Dabei können die Schmankerl auf rund 2150 Meter Höhe auch schon mal zum opulenten Galadiner ausarten. Hier geht es nicht nur darum, den Hunger der Skifahrer mit exquisiten Häppchen zu stillen. Mindestens ebenso wichtig ist das Sehen und Gesehenwerden.

Mit etwas Glück kann man sich auf dem Sonnendeck, wo beheizte Wasserbetten, Deckchairs und ein Whirlpool zum Ausruhen animieren, mit Panik-Rocker Udo Lindenberg ablichten lassen. Oder mit Olympiasieger Stephan Eberharter, der im Skigebiet als Werbebotschafter unter Vertrag steht. Auch in der Lounge, wo DJs den passenden Soundtrack zur Schneelandschaft kreieren, können wir schnell feststellen, dass die Promidichte hier wesentlich höher ist als in der Holzhackerstube.

Das gilt erst recht für die benachbarte Wedelhütte auf 2350 Metern zwischen Wimbachkopf und Marchkopf, die sich als weltweit einzige Hütte mit Fünf-Sterne-Luxus hervortut. In der Premium-Wedler-Lounge wird der exklusiv für die Hütte gekelterte Cuvée „WW 2010“ ausgeschenkt, außerdem bringen wöchentliche Wein- oder Champagnerverkostungen den Gästen die „vinophile Vielfalt“ – natürlich über den österreichischen Flaschenhals hinaus – nahe.

Ob das sein muss, muss jeder selber entscheiden. Mehr überzeugt hat uns auf jeden Fall die Hohe-Mut-Alm im Ötztal, eine gelungene Gratwanderung zwischen Lifestyle und Bodenständigkeit.
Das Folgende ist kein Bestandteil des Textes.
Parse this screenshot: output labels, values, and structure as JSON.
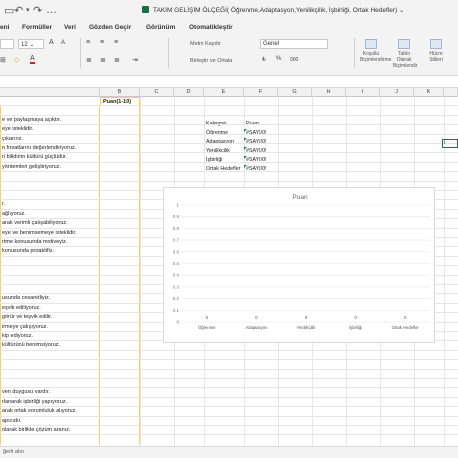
{
  "window": {
    "title": "TAKIM GELİŞİM ÖLÇEĞİ( Öğrenme,Adaptasyon,Yenilikçilik, İşbirliği, Ortak Hedefler)",
    "title_chevron": "⌄"
  },
  "tabs": [
    "eni",
    "Formüller",
    "Veri",
    "Gözden Geçir",
    "Görünüm",
    "Otomatikleştir"
  ],
  "ribbon": {
    "font_size": "12",
    "wrap_text": "Metni Kaydır",
    "merge_center": "Birleştir ve Ortala",
    "number_format": "Genel",
    "conditional_formatting": "Koşullu Biçimlendirme",
    "format_as_table": "Tablo Olarak Biçimlendir",
    "cell_styles": "Hücre Stilleri",
    "increase_font": "A",
    "decrease_font": "A",
    "font_color": "A",
    "fill_icon": "◇",
    "percent": "%",
    "thousands": "000"
  },
  "columns": [
    "B",
    "C",
    "D",
    "E",
    "F",
    "G",
    "H",
    "I",
    "J",
    "K"
  ],
  "header_cell_b": "Puan(1-10)",
  "col_a_rows": [
    "",
    "e ve paylaşmaya açıktır.",
    "eye isteklidir.",
    "çıkarırız.",
    "n fırsatlarını değerlendiriyoruz.",
    "ri bilidirim kültürü güçlüdür.",
    "yöntemleri geliştiriyoruz.",
    "",
    "",
    "",
    "r.",
    "ağlıyoruz.",
    "arak verimli çalışabiliyoruz.",
    "eye ve benimsemeye isteklidir.",
    "rtme konusunda motiveyiz.",
    "konusunda proaktifiz.",
    "",
    "",
    "",
    "",
    "usunda cesaretliyiz.",
    "eşvik ediliyoruz.",
    "görür ve teşvik edilir.",
    "irmeye çalışıyoruz.",
    "kip ediyoruz.",
    "kültürünü benimsiyoruz.",
    "",
    "",
    "",
    "",
    "ven duygusu vardır.",
    "rlanarak işbirliği yapıyoruz.",
    "arak ortak sorumluluk alıyoruz.",
    "apıcıdır.",
    "olarak birlikte çözüm aranız.",
    ""
  ],
  "summary": {
    "header_category": "Kategori",
    "header_score": "Puan",
    "rows": [
      {
        "category": "Öğrenme",
        "score": "#SAYI/0!"
      },
      {
        "category": "Adaptasyon",
        "score": "#SAYI/0!"
      },
      {
        "category": "Yenilikçilik",
        "score": "#SAYI/0!"
      },
      {
        "category": "İşbirliği",
        "score": "#SAYI/0!"
      },
      {
        "category": "Ortak Hedefler",
        "score": "#SAYI/0!"
      }
    ]
  },
  "selected_cell_text": "i",
  "chart_data": {
    "type": "bar",
    "title": "Puan",
    "categories": [
      "Öğrenme",
      "Adaptasyon",
      "Yenilikçilik",
      "İşbirliği",
      "Ortak Hedefler"
    ],
    "values": [
      0,
      0,
      0,
      0,
      0
    ],
    "data_labels": [
      "0",
      "0",
      "0",
      "0",
      "0"
    ],
    "yticks": [
      "1",
      "0.9",
      "0.8",
      "0.7",
      "0.6",
      "0.5",
      "0.4",
      "0.3",
      "0.2",
      "0.1",
      "0"
    ],
    "ylim": [
      0,
      1
    ],
    "grid": true
  },
  "statusbar": {
    "text": "ğerli alın"
  }
}
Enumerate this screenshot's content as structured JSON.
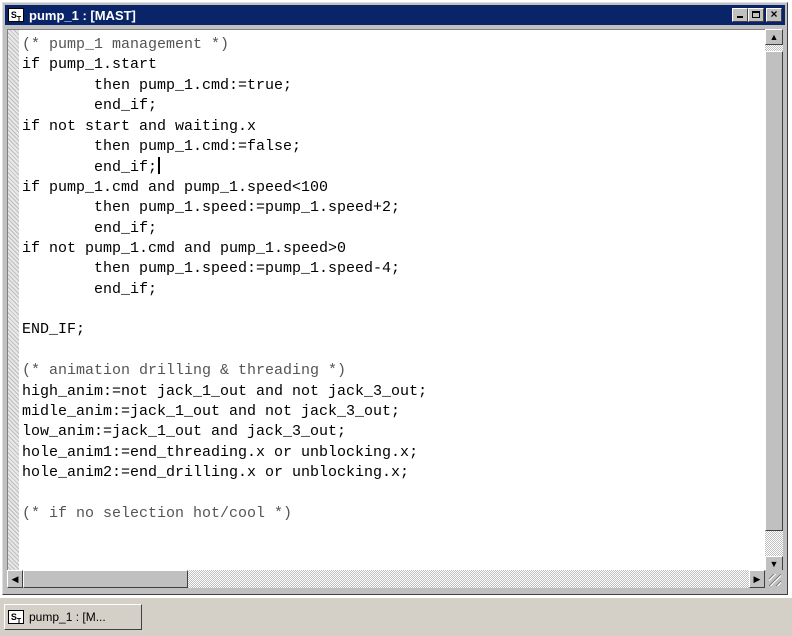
{
  "window": {
    "title": "pump_1 : [MAST]",
    "icon_letter": "S",
    "icon_sub": "T"
  },
  "titlebar_buttons": {
    "minimize": "minimize-icon",
    "maximize": "maximize-icon",
    "close": "×"
  },
  "code_lines": [
    {
      "text": "(* pump_1 management *)",
      "type": "comment"
    },
    {
      "text": "if pump_1.start",
      "type": "code"
    },
    {
      "text": "        then pump_1.cmd:=true;",
      "type": "code"
    },
    {
      "text": "        end_if;",
      "type": "code"
    },
    {
      "text": "if not start and waiting.x",
      "type": "code"
    },
    {
      "text": "        then pump_1.cmd:=false;",
      "type": "code"
    },
    {
      "text": "        end_if;",
      "type": "code",
      "caret": true
    },
    {
      "text": "if pump_1.cmd and pump_1.speed<100",
      "type": "code"
    },
    {
      "text": "        then pump_1.speed:=pump_1.speed+2;",
      "type": "code"
    },
    {
      "text": "        end_if;",
      "type": "code"
    },
    {
      "text": "if not pump_1.cmd and pump_1.speed>0",
      "type": "code"
    },
    {
      "text": "        then pump_1.speed:=pump_1.speed-4;",
      "type": "code"
    },
    {
      "text": "        end_if;",
      "type": "code"
    },
    {
      "text": "",
      "type": "code"
    },
    {
      "text": "END_IF;",
      "type": "code"
    },
    {
      "text": "",
      "type": "code"
    },
    {
      "text": "(* animation drilling & threading *)",
      "type": "comment"
    },
    {
      "text": "high_anim:=not jack_1_out and not jack_3_out;",
      "type": "code"
    },
    {
      "text": "midle_anim:=jack_1_out and not jack_3_out;",
      "type": "code"
    },
    {
      "text": "low_anim:=jack_1_out and jack_3_out;",
      "type": "code"
    },
    {
      "text": "hole_anim1:=end_threading.x or unblocking.x;",
      "type": "code"
    },
    {
      "text": "hole_anim2:=end_drilling.x or unblocking.x;",
      "type": "code"
    },
    {
      "text": "",
      "type": "code"
    },
    {
      "text": "(* if no selection hot/cool *)",
      "type": "comment"
    }
  ],
  "scrollbars": {
    "up_arrow": "▲",
    "down_arrow": "▼",
    "left_arrow": "◀",
    "right_arrow": "▶"
  },
  "taskbar": {
    "button_label": "pump_1 : [M...",
    "icon_letter": "S",
    "icon_sub": "T"
  }
}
Die 2670 Meter hoch gelegene Hütte bewegt sich mit ihrem gut sortierten Weinkeller gastronomisch auf durchaus hohem Niveau, lässt es auch in Sachen zeitgemäßer Behaglichkeit an nichts fehlen, serviert aber nichts Überkandideltes.

Auf der Speisekarte stehen Tiroler Gröstl, Beef Tartare vom Biorind, Spinatknödel – und „Ziachkiachl“: Hinter dem Zungenbrecher verbirgt sich ein herrlich luftiger Krapfen, der je nach Geschmack mit Sauerkraut oder Preiselbeeren gefüllt wird. Danach kann man garantiert noch problemlos die Pisten nach Obergurgl hinunterschwingen. Aber vorher hüllen wir uns erst mal in die warmen Lammfelle auf der Terrasse und lassen den Blick über eine Reihe von Dreitausendern schweifen.